La mia America è nient'altro che un sottile desiderio di fuga.
Fuga dal viaggio, da quest'inestimabile, miracoloso, ossessivo, asfissiante, morboso girarsi addosso. Fuga. Fuga! Andare via, lontano, assentarsi, estraniarsi, rendersi invisibili, dimenticati, sordi, muti, ciechi, come già morti. Il viaggio. La vita. Tutto un palpitare di emozioni cagionevoli. Questo strano percorso che non abbiamo scelto. Il viaggio. Viaggiare. Dalla mattina alla sera. Dall'inizio dei nostri giorni. Un cervello che non si è mai fermato. Mai. Un cervello. Un cuore. Un corpo fatto di carne e sotto la carne uno scheletro. Polvere che tornerà polvere. Un giro insensato attraverso le contraddizioni della vita. Che giostra! Che giostra! Il viaggio. Questa vita che non ci soddisfa mai. Sempre alla ricerca di qualcosa di diverso. Bisogni. Bisogni. Bisogni. Bisogni. È tutto qua: soddisfare i bisogni. Eccola l'infelicità.

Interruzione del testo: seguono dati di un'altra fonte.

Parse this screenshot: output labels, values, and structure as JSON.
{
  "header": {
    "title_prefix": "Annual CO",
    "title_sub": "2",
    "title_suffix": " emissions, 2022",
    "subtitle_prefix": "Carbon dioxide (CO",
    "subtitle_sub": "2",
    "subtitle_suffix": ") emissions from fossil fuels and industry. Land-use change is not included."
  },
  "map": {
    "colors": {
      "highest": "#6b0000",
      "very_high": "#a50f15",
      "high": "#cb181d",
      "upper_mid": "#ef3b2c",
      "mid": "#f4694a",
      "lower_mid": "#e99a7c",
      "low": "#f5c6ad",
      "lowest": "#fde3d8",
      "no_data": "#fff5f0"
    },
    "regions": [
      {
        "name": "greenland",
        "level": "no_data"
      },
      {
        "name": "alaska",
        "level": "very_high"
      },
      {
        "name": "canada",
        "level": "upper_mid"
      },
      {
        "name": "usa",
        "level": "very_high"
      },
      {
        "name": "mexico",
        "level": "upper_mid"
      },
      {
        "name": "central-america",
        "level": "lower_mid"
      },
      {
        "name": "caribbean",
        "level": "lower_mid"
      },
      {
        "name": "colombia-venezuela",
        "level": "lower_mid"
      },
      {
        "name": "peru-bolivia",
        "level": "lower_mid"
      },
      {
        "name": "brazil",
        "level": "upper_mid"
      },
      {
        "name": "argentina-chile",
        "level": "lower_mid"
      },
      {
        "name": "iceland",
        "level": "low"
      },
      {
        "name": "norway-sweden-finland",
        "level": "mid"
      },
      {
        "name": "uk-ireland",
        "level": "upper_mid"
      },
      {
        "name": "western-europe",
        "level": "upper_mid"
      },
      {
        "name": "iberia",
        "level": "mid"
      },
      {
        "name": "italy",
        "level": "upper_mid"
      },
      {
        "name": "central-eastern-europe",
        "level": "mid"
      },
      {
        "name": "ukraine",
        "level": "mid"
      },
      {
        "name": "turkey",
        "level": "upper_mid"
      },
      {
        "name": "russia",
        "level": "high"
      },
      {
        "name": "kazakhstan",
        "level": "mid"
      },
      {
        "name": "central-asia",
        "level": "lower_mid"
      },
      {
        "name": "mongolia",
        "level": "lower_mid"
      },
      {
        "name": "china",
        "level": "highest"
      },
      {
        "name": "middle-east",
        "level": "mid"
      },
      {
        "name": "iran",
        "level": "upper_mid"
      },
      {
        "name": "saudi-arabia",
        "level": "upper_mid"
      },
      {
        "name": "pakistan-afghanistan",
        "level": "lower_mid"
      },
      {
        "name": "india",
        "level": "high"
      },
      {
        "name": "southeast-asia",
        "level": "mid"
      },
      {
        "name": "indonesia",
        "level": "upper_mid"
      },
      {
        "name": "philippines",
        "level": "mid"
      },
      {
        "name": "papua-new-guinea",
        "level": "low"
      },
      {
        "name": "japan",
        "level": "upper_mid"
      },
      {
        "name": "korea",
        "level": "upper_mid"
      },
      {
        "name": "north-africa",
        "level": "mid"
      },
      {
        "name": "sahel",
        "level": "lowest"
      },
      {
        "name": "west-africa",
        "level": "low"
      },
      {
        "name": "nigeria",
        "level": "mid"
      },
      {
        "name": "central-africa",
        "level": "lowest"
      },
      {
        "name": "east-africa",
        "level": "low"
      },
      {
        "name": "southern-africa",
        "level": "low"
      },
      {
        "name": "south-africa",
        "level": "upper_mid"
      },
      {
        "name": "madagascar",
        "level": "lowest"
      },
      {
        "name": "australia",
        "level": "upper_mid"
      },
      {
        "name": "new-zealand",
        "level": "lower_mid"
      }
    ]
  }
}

Non è successo ancora niente e niente anche oggi succederà. Il sole è pallido, velato da qualche nuvola che qua e là si sovrappone ostruendone la visibilità. Questa prigione è troppo stretta. Il mondo è troppo stretto. Abbiamo perso Dio e con Dio se n'è andata via anche l'ultima speranza di colmare quel vuoto. Quel vuoto è il nostro demone primario. Un vuoto, una storia destinata a non finire, nasceranno altri miliardi di esseri e anche loro lo sentiranno, come tutti i miliardi che già sono passati. Un vuoto. La vita. Che giostra!